“Well, the first officer of our ship had photographs of that brute hanging up in Karachi, where he said they had taken it, for exhibition. Of course, it might have been any big ray, hanging anywhere; I’m afraid most of us put it down as a sailor’s yarn, rather more circumstantial than usual. But this is where the queer part of my story comes in.”

The baby drummed happily on the table with the tobacco-box, and gurgled.

“The kiddie likes it, anyhow,” said Jim, laughing. “Go on, doctor.”

“That was about ten o’clock in the morning. We watched the rays as long as they remained in sight, and then forgot all about them. After lunch the skipper noticed that our speed was wrong; he had been suspicious for some time, and on testing it by the patent log he found we were doing only eleven knots instead of fifteen. That sort of thing annoys a skipper, especially when there is no reason for it. So he rang up the engine-room and asked what revolutions she was making, and was told that she was doing her fifteen knots. The captain argued the point with some warmth; the chief engineer defended his engines with equal vigour, and finally they came to the conclusion that something was wrong.”

“Not a leak?”

“Oh, no! I happened to stroll up to the bow about that time; it’s the quietest place on the ship, and I like it—and looking over, I saw something half in and half out of the sea, for all the world like a thick white sheet wrapped round the cutwater. It beat me for a few minutes—the foam from the waves partly concealed it—and then I saw that it was one of these huge rays. The ship had run into it and broken its back, just as the chief officer had described—and it had revenged itself by reducing our speed by four knots!”

“Well!” said Norah. “Did you all go and apologise to the chief officer?”
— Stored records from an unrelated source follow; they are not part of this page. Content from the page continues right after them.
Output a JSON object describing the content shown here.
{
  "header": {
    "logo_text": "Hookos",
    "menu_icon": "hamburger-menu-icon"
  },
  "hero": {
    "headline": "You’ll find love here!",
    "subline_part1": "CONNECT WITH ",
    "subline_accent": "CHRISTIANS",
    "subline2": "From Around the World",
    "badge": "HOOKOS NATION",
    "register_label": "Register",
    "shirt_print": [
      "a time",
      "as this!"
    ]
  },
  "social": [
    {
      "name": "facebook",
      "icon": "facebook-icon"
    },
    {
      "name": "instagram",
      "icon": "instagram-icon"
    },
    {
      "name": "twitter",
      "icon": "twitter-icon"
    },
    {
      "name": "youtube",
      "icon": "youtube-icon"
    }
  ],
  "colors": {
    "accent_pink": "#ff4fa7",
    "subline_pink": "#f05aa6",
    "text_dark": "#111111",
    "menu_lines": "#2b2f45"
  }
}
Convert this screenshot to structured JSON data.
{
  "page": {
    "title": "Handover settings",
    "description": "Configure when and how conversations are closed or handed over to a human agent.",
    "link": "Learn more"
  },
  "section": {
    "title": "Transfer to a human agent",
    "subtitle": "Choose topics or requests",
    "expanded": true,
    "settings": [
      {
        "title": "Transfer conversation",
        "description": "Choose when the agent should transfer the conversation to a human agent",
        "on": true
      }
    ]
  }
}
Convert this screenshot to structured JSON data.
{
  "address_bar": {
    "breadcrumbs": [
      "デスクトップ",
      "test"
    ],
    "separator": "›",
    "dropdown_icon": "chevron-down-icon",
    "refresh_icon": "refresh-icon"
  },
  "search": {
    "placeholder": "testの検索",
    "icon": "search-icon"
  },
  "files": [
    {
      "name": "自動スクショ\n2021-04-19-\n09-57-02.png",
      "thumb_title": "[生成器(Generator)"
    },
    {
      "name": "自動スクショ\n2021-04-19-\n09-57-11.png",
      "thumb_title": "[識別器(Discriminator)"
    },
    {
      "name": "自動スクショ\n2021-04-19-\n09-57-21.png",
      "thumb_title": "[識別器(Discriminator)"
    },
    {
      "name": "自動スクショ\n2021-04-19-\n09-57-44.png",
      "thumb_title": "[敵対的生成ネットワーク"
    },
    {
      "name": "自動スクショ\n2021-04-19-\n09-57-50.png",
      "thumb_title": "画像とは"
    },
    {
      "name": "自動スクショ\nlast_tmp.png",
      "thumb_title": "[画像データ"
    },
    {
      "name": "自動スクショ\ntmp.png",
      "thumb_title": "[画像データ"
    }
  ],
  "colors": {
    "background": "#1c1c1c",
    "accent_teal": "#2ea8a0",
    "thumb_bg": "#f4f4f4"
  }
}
“It might have pained him to know we’d even doubted him,” said the doctor, laughing. “We made our apologies—mentally. The thing was exactly as he had described. We wanted the skipper to stop and get it aboard, but he was sufficiently disgusted with the delay it had already caused; and it would have taken a good while to rig up a derrick. So he had the engines reversed, and we backed slowly astern, and as soon as the pressure of the water against it was released, Mr. Ray dropped off. I think he was even bigger than the one the chief officer had measured.”

“Well, it would be a good deal of fish that you would need to wrap round the stern, to bring down the speed of a big ship,” said Jim. “I wish you’d got him on board, doctor.”

“So do I—there were batteries of cameras waiting for him; and the skipper was unpopular for fully twelve hours,” said the doctor. “Skippers, however, have to be stern men, and indifferent to questions of popularity—where the coal bill is concerned. Owners and coal bills remain long after passengers are a misty memory; and you can’t appease owners—not even with a fish story!” He patted the baby’s head, rescued his tobacco-box, and was gone.